There's a lot to know about living well, but most of it's right there in Montaigne's Essays, which I cannot recommend too highly. One of the great Frenchman's themes is how to think about death and, specifically, how not to fear it so much that you lose the joy of living. Montaigne, in turn, got much inspiration on this topic from the Roman poet Lucretius, who formulated a famous cure for the fear of death: Where we are, death is not; and where death is, we are not.
I had plenty of leisure for morbid thoughts recently when my husband and I flew back East for my mother-in-law's funeral. She was 99 and had been slipping deathward for some months after a good, active, fully alert run. (She had desperately wanted to make it to 100, but even her fantastic determination could not quite carry her over the line.) So it was not, as they say, unexpected. But, as death will do, it turned everything sideways for a bit and, even as we rushed across the country to make the funeral, life seemed to slow down. Through the endless hours in airports, on planes and in cars, the usual full-on daily sprint stopped and the seeming importance of its tasks and distractions fell blessedly away.
The deep pleasures of family, of simply being with my sister-in-law and her husband, and feeling their satisfaction in having us there, filled the sudden open space. My husband and his sister have always been close, although as adults they've lived far apart, and all through Mom-Mom's decline Ruth would call Ed, knowing he would listen to her, support her decisions and laugh with her about the inevitable absurdities.
She often needed cheering up—as she put it not too long before the end, she'd start the day OK but then go down to the nursing home and come home feeling like a horse had walked over her. (Ruth has a vivid turn of speech.)
There were many other things to enjoy about the trip, beginning with the dizzying liberation of being laptop-less and almost entirely out of touch with the office for the first time in nearly a year and a half, wireless reception being spotty in Snow Hill, Md.

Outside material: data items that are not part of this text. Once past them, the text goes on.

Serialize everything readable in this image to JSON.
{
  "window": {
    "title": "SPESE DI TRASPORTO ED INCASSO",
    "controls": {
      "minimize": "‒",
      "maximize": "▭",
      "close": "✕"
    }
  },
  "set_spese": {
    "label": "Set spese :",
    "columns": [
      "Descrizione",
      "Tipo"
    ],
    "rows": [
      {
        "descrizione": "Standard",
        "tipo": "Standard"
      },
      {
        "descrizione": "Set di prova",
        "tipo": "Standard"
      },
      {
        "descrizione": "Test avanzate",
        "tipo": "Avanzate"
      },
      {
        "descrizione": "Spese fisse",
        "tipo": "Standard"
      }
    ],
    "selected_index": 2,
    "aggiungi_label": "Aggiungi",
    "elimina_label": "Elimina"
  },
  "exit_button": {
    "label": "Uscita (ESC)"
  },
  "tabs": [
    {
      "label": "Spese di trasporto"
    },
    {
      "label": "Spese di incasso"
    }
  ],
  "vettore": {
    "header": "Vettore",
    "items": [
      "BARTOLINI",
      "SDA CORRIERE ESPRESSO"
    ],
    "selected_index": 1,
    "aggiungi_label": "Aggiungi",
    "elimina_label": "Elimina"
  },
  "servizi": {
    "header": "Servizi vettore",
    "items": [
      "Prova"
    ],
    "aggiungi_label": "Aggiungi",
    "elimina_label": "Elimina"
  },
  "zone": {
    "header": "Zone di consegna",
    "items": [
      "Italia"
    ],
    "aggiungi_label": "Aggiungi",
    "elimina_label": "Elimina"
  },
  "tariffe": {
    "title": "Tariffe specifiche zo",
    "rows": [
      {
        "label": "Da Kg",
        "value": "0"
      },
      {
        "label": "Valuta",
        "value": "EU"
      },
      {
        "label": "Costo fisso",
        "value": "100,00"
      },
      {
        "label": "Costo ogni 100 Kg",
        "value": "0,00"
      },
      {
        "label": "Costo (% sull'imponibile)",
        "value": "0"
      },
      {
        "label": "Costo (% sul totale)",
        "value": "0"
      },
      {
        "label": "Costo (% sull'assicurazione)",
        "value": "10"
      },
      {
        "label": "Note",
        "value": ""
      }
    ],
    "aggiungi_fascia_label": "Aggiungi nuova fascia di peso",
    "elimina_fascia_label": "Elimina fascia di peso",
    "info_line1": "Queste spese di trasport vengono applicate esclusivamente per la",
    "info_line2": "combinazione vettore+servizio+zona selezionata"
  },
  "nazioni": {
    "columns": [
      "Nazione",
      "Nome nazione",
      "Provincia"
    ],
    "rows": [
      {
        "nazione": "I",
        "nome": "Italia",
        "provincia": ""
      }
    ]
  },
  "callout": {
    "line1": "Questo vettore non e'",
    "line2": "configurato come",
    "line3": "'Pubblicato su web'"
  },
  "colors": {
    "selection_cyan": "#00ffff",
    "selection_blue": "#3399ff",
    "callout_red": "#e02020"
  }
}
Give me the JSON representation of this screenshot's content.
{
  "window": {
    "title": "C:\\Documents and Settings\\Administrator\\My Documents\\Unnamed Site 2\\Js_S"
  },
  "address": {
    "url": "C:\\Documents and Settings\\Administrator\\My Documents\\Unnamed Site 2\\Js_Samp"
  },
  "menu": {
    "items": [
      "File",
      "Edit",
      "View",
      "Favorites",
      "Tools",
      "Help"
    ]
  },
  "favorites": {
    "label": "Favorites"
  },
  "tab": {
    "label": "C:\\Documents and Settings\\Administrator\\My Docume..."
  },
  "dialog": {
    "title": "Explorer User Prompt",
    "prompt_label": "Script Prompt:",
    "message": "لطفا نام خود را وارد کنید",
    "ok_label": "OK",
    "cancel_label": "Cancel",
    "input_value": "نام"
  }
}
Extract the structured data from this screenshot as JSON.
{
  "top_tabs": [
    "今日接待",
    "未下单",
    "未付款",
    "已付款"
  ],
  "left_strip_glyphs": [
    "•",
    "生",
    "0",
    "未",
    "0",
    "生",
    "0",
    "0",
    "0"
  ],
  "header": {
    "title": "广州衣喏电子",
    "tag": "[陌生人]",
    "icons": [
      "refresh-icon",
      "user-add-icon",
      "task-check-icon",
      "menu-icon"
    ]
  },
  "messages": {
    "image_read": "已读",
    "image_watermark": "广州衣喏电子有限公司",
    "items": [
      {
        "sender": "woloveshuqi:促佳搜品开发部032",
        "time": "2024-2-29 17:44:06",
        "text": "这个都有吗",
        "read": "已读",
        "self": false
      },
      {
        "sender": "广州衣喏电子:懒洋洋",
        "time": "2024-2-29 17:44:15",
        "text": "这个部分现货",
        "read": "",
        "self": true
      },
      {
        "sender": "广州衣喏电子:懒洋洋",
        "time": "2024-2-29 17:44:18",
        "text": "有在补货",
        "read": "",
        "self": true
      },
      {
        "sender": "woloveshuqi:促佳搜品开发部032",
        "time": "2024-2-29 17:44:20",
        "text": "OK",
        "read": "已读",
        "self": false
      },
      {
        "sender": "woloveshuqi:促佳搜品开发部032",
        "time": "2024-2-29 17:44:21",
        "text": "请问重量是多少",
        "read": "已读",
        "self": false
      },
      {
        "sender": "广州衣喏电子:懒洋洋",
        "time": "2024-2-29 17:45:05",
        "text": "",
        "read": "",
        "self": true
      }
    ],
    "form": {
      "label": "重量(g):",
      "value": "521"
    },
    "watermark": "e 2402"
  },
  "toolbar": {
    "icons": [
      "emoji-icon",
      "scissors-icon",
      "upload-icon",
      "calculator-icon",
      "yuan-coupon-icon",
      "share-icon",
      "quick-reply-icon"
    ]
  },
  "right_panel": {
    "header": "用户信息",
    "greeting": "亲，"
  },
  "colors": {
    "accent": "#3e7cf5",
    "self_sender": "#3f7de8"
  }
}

The hardwoods had all begun to change color, and the first real frost arrived while we were there, so the reds and corals and oranges deepened and leaves began to drop in earnest during our stay, making great, fragrant pools of color on the lawns and blowing artfully across the roads. On a walk I saw bluebirds, and a northern harrier being hassled by a ticked-off crow, and riding along a wooded road, I glimpsed a heron in a shadowy pool. (I truly love herons.) Another back-seat pleasure was listening to my three companions argue amiably about the names of long-ago honky-tonks that once sat along the roads through the woods and fields, roads that run between one 300-year-old hamlet and another. (The mall up in Salisbury has killed nearly all business in the old farm towns, to the point that they are not really towns anymore but clusters of gradually emptying white-clapboard houses.) It was even amusing to listen to my brother-in-law's unending critique of everything the state of Maryland has ever done as we skimmed along the perfectly maintained, clearly marked state asphalt. My thoughts of course, were of Tucson and Arizona. (Driven east on Valencia from TIA lately? It's jaw-rattling washboard for at least a mile. Way to make a first impression on our valued out-of-town visitors.)
The funeral itself was first-rate, having been pared by my sister-in-law from the hourslong extravaganza planned by the event's star. There were only two verses of two hymns: "How Great Thou Art," beautifully sung by a baritone and, for contrast, an excruciating performance of "Amazing Grace" by the funeral director, a woman who, as Ruth remarked, might have had a good voice 40 years ago. The eulogy was given by a justly popular Baptist minister who had known my churchgoing mother-in-law for many years and liked her, in spite of her telling him he was getting fat every other time he saw her. (He didn't put that in his talk, which was warm and just the right length.) He only tried to scare us about hell a little, which was nice of him, I thought. It is, after all, his stock in trade.
Not scared, sorry. I'm with Lucretius.